De même, le deuxième paragraphe de l’article 6 présente l’objectif affirmé de la privatisation baptisée « modernisation du réseau » en ouvrant la possibilité de partenariat à des acteurs privés. Je serai donc pour la suppression de ce deuxième paragraphe.

Sur le questionnaire satisfaction, plusieurs questions se posent.

Quelle valeur y apporter ? Quelles conclusions en tirer ?

Les choix faits des deux Points Poste, Ferrières en Bray et Héricourt en Caux, ne préjugent ils pas, à priori, des résultats qui sont favorables à ce type de concept ?

En effet, comparer un bureau (Héricourt en Caux) ouvert 2 ou 3 jours par semaine avec un commerce ouvert 5 jours, la réponse est évidemment en faveur du second.

Comment, dès lors, les réponses, satisfaction des citoyens, auraient elles pu être différentes ? Ces gens là n’ont plus de possibilités d’aller dans un « vrai » bureau de poste avec toutes ses prérogatives sauf à faire plusieurs kilomètres. Dans ces conditions, ce qui leur est proposé peut évidemment leur rendre service.

En fait, la situation de La Poste, du service qu’elle offre aux citoyens, se dégrade.

Comme l’ensemble des services publics, La Poste est soumise aux lois du marché, à la rentabilité financière. La future loi de régulation postale va totalement dans ce sens.

Anticipant celle-ci, la réorganisation des services de la Poste se traduit par une réduction importante du nombre de préposés dans les villes, et la suppression de bureaux dans les campagnes.

Moins d’agents, cela se traduit, pour les habitants, d’avoir leurs courriers de plus en plus tard, et par exemple, pour La Poste de Saint Etienne du Rouvray, il y a quelques 30 000 plis en attente de distribution.

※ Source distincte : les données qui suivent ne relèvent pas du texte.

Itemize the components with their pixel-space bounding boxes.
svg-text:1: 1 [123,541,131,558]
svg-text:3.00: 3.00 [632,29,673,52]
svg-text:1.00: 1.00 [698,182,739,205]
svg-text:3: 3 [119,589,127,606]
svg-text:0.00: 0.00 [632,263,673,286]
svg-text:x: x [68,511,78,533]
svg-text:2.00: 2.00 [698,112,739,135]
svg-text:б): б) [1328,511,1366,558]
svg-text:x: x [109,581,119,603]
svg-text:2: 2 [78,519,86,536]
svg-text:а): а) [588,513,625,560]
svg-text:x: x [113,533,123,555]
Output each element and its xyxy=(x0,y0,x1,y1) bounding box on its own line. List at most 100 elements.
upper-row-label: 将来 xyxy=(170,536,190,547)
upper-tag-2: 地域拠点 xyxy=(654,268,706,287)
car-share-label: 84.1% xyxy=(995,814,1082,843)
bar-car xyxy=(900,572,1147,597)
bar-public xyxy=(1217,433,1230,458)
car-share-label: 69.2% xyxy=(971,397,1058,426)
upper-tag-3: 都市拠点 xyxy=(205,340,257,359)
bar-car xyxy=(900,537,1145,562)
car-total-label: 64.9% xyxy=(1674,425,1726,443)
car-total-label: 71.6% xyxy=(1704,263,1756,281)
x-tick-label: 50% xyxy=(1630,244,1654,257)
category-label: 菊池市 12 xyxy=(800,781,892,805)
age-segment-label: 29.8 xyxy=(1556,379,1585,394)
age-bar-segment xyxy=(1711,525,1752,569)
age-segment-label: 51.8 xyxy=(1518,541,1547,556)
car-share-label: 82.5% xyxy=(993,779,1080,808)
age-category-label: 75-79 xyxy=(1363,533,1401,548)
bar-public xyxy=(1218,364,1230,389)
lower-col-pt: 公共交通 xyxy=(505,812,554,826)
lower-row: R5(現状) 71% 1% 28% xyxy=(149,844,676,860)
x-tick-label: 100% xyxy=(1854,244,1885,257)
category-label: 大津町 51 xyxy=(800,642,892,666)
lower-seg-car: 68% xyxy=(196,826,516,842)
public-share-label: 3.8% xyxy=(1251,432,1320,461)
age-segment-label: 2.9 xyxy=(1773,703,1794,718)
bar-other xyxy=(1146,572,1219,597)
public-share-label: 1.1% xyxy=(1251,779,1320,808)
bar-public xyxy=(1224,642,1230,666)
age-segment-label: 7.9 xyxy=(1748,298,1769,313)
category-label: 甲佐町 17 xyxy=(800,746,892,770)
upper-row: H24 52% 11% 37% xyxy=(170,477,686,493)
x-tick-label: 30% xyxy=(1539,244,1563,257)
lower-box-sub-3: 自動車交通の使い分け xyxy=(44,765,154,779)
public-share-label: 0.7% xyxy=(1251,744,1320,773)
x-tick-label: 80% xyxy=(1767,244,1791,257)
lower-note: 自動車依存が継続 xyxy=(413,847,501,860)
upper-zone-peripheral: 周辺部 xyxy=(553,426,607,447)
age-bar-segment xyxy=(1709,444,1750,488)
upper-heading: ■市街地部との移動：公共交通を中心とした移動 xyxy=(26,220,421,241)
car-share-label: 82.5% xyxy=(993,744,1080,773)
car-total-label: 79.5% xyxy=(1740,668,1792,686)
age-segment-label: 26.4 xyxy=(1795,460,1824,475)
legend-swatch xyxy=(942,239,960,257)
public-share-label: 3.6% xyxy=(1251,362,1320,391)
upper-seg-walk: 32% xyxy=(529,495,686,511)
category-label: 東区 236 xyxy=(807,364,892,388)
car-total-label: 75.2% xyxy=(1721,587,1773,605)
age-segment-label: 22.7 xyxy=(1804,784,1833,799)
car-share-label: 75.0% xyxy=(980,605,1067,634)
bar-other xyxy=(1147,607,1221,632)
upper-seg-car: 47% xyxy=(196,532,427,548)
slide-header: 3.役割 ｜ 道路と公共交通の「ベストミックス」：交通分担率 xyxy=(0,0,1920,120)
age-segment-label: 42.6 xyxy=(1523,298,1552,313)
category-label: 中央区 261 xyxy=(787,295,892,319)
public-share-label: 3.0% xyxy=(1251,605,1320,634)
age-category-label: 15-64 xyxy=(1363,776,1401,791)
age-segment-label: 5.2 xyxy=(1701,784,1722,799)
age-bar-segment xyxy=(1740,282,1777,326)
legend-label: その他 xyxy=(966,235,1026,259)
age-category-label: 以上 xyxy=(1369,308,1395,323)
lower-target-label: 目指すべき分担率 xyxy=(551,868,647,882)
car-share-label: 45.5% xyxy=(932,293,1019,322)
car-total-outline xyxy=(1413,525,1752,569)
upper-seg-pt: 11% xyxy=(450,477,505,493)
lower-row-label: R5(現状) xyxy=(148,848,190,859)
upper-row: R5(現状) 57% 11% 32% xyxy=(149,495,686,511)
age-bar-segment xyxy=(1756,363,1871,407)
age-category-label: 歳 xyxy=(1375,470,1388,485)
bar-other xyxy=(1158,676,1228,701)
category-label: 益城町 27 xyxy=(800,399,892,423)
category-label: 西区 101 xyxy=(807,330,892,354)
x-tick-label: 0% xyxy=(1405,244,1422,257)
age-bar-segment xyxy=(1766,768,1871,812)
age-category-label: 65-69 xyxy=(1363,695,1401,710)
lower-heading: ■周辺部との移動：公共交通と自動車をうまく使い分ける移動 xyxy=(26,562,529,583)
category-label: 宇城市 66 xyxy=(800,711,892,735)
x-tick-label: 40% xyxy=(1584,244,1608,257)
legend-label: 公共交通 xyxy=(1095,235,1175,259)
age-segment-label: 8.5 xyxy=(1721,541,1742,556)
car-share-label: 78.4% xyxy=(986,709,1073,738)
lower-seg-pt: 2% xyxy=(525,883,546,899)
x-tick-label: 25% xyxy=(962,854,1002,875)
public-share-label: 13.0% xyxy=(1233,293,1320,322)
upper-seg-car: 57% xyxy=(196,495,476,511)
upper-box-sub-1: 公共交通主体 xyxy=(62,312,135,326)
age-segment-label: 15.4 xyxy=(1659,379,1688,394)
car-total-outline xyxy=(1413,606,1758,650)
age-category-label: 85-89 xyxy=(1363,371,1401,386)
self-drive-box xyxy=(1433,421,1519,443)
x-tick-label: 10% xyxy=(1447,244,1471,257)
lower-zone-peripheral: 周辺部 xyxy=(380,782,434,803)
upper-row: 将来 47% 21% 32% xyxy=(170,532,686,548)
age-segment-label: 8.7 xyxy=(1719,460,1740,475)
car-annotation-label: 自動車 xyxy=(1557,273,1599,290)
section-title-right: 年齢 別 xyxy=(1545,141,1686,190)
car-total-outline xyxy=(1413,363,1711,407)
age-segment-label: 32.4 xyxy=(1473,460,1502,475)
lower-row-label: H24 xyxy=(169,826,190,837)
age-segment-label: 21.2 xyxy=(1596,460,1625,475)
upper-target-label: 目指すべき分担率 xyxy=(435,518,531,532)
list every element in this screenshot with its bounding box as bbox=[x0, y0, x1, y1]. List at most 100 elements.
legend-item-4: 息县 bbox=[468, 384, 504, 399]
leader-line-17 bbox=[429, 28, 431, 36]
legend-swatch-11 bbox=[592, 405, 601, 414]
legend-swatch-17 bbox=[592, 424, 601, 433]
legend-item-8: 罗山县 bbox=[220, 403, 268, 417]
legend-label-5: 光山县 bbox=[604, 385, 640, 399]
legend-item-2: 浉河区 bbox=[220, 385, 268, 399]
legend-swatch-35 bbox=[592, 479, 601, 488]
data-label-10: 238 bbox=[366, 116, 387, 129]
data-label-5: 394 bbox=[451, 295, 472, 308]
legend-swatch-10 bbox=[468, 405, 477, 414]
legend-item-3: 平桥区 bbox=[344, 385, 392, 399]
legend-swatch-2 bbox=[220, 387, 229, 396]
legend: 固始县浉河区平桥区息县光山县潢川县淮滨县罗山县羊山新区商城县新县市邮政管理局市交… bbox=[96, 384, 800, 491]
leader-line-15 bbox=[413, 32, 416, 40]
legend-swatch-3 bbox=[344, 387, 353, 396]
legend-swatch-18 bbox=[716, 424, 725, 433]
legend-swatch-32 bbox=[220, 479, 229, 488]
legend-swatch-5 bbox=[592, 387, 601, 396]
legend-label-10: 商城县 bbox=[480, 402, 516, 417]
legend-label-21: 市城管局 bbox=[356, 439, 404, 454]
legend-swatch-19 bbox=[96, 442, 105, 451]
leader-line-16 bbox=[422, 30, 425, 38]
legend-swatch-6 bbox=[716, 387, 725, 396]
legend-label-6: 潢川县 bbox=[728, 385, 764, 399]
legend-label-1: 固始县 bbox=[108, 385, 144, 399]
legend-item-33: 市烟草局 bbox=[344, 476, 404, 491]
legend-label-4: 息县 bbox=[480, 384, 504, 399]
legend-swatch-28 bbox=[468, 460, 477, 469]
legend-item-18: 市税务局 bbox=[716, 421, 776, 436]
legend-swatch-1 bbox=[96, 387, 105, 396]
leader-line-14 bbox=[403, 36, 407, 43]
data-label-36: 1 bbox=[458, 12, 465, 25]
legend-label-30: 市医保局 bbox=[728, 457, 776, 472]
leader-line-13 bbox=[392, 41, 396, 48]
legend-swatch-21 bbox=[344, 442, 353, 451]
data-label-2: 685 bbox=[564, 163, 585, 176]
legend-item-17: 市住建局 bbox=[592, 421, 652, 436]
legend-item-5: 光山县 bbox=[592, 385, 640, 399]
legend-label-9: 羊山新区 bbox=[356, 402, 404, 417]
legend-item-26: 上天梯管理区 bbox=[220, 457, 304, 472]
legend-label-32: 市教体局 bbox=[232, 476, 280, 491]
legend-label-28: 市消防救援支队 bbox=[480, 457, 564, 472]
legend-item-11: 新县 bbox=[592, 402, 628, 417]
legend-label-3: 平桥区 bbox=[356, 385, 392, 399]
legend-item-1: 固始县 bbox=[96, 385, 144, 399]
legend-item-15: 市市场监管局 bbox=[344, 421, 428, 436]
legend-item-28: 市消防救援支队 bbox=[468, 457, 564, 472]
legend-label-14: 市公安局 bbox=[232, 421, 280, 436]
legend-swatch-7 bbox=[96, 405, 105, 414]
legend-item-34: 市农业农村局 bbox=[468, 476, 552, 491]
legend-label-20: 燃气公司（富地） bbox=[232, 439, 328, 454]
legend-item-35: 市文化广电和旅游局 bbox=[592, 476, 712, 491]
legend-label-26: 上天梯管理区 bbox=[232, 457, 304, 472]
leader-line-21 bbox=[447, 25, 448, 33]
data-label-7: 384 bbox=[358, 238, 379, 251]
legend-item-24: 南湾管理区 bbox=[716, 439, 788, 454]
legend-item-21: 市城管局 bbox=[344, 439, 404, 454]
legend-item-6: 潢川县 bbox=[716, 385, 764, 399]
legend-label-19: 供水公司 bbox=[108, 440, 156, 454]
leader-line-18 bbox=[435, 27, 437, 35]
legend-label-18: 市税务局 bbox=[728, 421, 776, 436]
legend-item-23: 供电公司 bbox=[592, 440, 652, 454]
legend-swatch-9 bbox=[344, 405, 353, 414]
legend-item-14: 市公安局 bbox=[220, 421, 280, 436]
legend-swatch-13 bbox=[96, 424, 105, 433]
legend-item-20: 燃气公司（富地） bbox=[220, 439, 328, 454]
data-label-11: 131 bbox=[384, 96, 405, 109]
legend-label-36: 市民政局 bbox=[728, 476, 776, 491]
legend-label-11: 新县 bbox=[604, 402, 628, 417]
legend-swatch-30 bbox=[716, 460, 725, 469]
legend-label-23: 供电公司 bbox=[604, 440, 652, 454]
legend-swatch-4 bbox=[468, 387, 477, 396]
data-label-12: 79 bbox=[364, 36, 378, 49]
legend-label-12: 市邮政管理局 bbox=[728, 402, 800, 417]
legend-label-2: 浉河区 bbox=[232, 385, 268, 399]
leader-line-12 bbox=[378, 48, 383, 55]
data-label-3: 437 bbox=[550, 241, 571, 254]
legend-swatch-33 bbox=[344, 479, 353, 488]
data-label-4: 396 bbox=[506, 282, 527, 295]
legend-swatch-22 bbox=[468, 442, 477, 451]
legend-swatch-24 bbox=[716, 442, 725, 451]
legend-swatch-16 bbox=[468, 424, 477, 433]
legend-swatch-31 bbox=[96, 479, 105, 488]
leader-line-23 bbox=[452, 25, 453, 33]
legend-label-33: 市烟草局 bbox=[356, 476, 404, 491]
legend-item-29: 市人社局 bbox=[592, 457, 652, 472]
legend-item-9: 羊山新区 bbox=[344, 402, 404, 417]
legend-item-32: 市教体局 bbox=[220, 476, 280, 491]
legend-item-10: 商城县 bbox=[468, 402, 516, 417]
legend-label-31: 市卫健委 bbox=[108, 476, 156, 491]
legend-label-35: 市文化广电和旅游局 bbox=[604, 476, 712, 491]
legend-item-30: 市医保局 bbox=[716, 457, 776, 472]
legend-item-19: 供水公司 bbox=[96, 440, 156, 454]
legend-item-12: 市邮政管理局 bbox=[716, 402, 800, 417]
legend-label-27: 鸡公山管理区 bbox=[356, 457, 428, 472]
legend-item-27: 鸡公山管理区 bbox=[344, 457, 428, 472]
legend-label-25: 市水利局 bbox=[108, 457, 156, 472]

On s’éloigne de plus en plus du courrier distribué le lendemain !

Autre exemple, que j’ai personnellement vécu : Je n’ai reçu la convocation de notre dernière réunion que le lendemain de celle-ci (courrier en recommandé, daté et posté le 18 novembre, reçu le 23 pour réunion du 22 !).

Comme je l’ai fait remarquer dans un courrier adressé à Monsieur RHEE, cet « incident », renouvelé trop souvent est particulièrement révélateur des dysfonctionnements qui affectent le service de La Poste.

Après avoir laissé le service public postal (grand public et courrier) se dégrader, il est aujourd’hui proposé de privatiser ce service, ce qui doit apparaître comme la seule solution.

Cette solution « miracle » se traduirait, pour cause de rentabilité, par la fermeture de 5 000 bureaux pour l’ensemble du pays, par le recrutement de contractuels, payés 30% en moins et sans garanties d’emplois, à la place de fonctionnaires qualifiés.

Elle ira aussi vers une prise en charge de bureaux de poste par les mairies en zones rurales, déjà touchées par les conséquences financières de l’acte II de la décentralisation, qui se traduira par un double paiement par les citoyens, ce qui me parait inacceptable.

Je pense qu’une autre logique doit prévaloir à la Poste comme dans tout service public, une logique qui prenne, avant tout, en compte l’intérêt du citoyen.

J’ai bien conscience que la situation de La Poste est dictée par des orientations politiques du Gouvernement actuel qui intègre une politique libérale.

C’est ce contre quoi pour ma part je me positionne, j’agis, avec les citoyens et les salariés.